Nov 05 2008

Wireless Broadband to the Rescue

Agencies go beyond wireless hot spots to provide critical network connectivity anytime, anywhere.

Wireless broadband service may be becoming ubiquitous, now that the major telecommunications carriers have begun bulking up their third-generation cellular network rollouts, but establishing 3G connectivity marks only the starting point for an agency deploying it.

Truly successful rollouts hinge on smart, secure integration of the anytime, anywhere connectivity with an organization’s most critical applications, say IT project leaders at the Bureau of Alcohol, Tobacco, Firearms and Explosives and the Navy. These agencies should know: Both have undertaken agencywide broadband initiatives.

Wireless broadband offers opportunities to improve mobile access, says Shiv K. Bakhshi, director of mobile device technology and trends at IDC. “While there will always be a place for Wi-Fi connectivity, the great merit of mobile broadband is that it liberates the user from the spatial tyranny of the so-called hot spot. Organizations that capitalize on that freedom will come out ahead.”

Officials from the ATF and the Navy Marine Corps Intranet team say success with their initiatives took time, and they had to overcome specific challenges during rollout:

Coverage. Ensuring optimal coverage across the United States requires a great deal of planning. ATF chose a solution that automatically homes in on an area’s strongest wireless network and connects over that, while the NMCI team studies users’ travel and application requirements before issuing an air card.

“We do an analysis: Where do you plan to go? Does Verizon have coverage or Sprint have coverage? Which one works best for you?” says Greg Johnson, manager of information assurance and network services for contractor EDS. “Only then do we issue them a card and set up their software.”

LESSON: Make sure through careful upfront planning for network coverage that the service satisfies end users’

connectivity needs and that they take to the new service quickly.

Security. The more-mobile user creates a more risky environment for information assurance. “Without a virtual private network in place, we wouldn’t have been able to do this,” explains ATF’s Larry Bell, deputy assistant director and deputy assistant CIO. “Security is a priority, especially when it comes to law enforcement.”

LESSON: Require encrypted links across the Internet via secure VPN tunnels, either Secure Sockets Layer or Internet Protocol Security (IPsec).

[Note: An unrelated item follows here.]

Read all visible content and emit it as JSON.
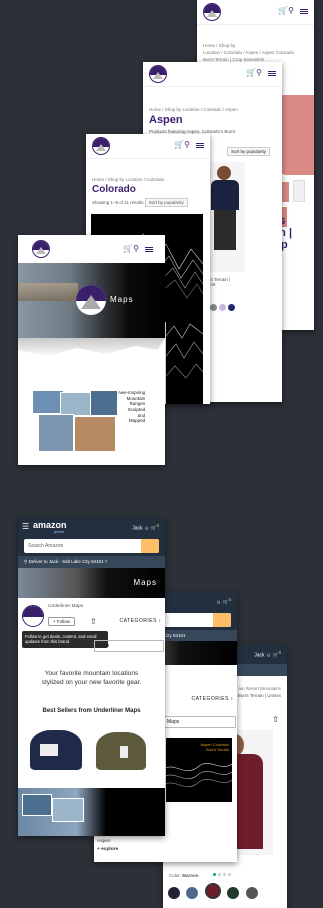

Complexity. Johnson says rolling out air cards for different notebook computers, with different operating systems and applications, creates an integration challenge. “It’s a hardware/software solution, and the delivery of the drivers and the applications to make it work were tough,” he says, noting that NMCI uses both Microsoft Windows XP and Windows 2000 on its notebooks.

LESSON: Be ready to test and retest your pilot service before ramping up use. “It’s often challenging to get the drivers to be compatible with what you have in terms of an OS and their applications. It takes a great deal of regression testing, so you need to plan for that,” Johnson says.

Commercial mind-set. NMCI ran into some roadblocks with the carriers because wireless broadband applications primarily target consumers. “They’ve got an abundance of tools built into these applications aimed at the standard commercial or home user, and they assume everyone has administrative rights on the notebook,” Johnson says.

LESSON: Expect that your IT team will have to tweak and customize code to make the carrier’s tools fit agency requirements and to protect agency systems and data. “We ended up having to go in and customize the interface of the application for our users, and that was a challenge,” he says.

Feedback. At ATF, Bell’s team holds a meeting once a week with the agents doing the pilots. “We have a

teleconference call, so any requirement changes come right out of the field. If they’re having a problem or they need something different to improve their performance, then we hear about it right away.”

fact:

20%:
Productivity gain that ATF estimates its agents achieve through broadband wireless connectivity

LESSON: Keep in constant contact with end users to learn first-hand about how the service is working and how well any adjustments resolve problems that users or IT discover.

Training. Users will have a new and far more intense ability to access applications, and they might not know quite how to handle that. “The wireless part was fairly straightforward,” Bell says. “But it was the use of the system, getting into a database and sharing information with each other that was difficult for users.”

LESSON: Plan for training up front and for helping users adjust to the cultural shift of collaborating on the fly in the field.

Despite the challenges, ultimately IT and users in the Navy and ATF came to find the wireless broadband service indispensable. “It’s not just a nice-to-have; it’s necessary to meet the mission,” the Navy’s Riley says.

At ATF, Bell says users keep asking for more connectivity. The bureau has begun a project to expand its initial service, which linked agents with bureau data.

“We’re working with other law enforcement agencies so that we can access their systems wherever we are,” Bell says. “One of the great things about agents is you give them a tool, and they find new uses for it and immediately start to push the envelope. And we’re trying to keep up.”